Miller said this season — the Red Elephants’ second as a Class 6A team — is the first time he has noticed a decline in his own roster numbers. 

He agrees with other coaches in asserting the main reason for fewer players participating in football is what they perceive as a lack of commitment to the year-round work the sport requires for excellence.

“Just being honest, a lot of kids are not willing to work hard enough to be as good as they need to be in football,” Miller said. “We live in a ‘microwave’ generation — we want to put it in for 30 seconds and have it be good. Football is kind of a crockpot sport; you put it in and let it simmer and get better. 

“You’ve got to be in the weight room, in the classroom and doing things.

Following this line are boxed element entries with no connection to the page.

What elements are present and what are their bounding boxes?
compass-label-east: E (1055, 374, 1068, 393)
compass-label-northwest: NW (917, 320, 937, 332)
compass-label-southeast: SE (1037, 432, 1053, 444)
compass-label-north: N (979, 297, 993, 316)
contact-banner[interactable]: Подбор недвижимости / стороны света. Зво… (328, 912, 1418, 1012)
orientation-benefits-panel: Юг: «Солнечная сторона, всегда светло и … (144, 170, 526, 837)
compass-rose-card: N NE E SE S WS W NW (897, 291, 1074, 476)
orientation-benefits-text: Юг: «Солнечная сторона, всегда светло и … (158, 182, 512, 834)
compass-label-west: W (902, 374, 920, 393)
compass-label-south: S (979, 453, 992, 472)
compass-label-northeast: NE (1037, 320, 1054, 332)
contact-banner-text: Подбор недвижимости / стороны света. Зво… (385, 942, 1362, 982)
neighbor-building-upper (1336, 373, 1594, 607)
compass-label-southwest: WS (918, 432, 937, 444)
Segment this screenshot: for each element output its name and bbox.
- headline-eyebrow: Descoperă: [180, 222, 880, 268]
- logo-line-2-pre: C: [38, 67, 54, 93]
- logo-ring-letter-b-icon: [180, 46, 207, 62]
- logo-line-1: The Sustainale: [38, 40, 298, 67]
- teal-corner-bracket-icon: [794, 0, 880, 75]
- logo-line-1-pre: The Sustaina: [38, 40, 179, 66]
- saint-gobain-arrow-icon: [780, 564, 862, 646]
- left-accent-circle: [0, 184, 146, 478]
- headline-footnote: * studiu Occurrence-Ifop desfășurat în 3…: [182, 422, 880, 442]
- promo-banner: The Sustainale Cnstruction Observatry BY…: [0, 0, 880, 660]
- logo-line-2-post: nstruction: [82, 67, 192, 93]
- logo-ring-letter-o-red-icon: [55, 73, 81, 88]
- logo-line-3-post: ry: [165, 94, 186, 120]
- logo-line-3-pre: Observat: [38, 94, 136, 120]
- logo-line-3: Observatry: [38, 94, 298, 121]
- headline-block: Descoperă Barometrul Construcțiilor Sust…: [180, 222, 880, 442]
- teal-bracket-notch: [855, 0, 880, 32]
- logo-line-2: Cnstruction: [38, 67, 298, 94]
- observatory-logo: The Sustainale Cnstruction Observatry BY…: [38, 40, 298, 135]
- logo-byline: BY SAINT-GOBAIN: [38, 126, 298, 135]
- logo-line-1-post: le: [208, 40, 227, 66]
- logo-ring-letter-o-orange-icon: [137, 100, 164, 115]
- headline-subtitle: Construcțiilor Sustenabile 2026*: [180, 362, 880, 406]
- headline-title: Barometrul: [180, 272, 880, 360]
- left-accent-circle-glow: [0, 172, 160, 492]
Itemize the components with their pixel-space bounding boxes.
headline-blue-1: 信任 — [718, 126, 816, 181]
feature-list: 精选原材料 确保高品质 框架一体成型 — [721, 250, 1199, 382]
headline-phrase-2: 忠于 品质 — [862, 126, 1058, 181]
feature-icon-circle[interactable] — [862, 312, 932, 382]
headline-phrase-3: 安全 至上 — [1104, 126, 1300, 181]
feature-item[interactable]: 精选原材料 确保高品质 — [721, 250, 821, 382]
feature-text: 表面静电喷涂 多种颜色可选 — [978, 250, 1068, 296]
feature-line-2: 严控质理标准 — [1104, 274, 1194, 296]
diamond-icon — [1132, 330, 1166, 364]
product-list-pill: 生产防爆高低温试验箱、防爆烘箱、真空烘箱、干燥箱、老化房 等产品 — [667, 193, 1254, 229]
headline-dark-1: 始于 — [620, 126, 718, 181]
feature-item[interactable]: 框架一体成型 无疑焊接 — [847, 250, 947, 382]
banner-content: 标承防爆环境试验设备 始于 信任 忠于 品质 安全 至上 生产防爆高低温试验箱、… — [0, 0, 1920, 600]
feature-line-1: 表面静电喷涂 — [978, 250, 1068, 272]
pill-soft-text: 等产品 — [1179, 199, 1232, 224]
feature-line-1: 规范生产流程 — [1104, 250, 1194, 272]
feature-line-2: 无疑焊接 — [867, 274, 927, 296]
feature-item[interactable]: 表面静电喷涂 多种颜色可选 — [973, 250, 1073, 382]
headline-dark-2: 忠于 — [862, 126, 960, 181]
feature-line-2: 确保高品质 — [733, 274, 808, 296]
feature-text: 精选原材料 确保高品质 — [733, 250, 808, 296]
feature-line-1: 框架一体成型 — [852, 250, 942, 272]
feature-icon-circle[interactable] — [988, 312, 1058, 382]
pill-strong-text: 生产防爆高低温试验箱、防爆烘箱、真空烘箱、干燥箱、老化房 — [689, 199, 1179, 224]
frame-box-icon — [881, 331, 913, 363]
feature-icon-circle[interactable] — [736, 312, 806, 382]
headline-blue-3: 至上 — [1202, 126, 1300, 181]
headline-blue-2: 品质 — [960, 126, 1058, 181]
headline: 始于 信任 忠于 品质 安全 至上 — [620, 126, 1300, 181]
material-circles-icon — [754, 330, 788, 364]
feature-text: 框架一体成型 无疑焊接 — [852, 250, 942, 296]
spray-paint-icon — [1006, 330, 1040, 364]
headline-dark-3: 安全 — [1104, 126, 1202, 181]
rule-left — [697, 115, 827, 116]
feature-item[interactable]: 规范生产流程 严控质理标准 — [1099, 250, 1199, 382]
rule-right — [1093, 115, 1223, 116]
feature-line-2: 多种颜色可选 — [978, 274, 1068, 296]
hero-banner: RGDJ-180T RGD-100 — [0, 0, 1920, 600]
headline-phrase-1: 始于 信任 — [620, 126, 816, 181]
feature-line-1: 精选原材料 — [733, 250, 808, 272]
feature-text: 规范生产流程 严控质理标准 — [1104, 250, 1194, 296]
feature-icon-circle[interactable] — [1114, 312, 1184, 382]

A lot of kids don’t want to wait on things anymore and are looking for other sports where that can happen and they can be an instant success.”

Gray, though, identified at least one silver lining in fielding a smaller team. He said East Hall’s total of 58 players is just about the optimal number for giving every kid some playing time from ninth grade to junior varsity to Friday nights.

Though coaches aren’t convinced decreasing roster sizes portend the demise of football in the near future, it’s not a trend they’re particularly fond of.

“As a person that played football for about 17 or 18 years, I can say the benefits of playing football and being on a team set you up for the future long after your finish playing,” Gray said. “I wish everybody had 200 kids because they’d benefit greatly.”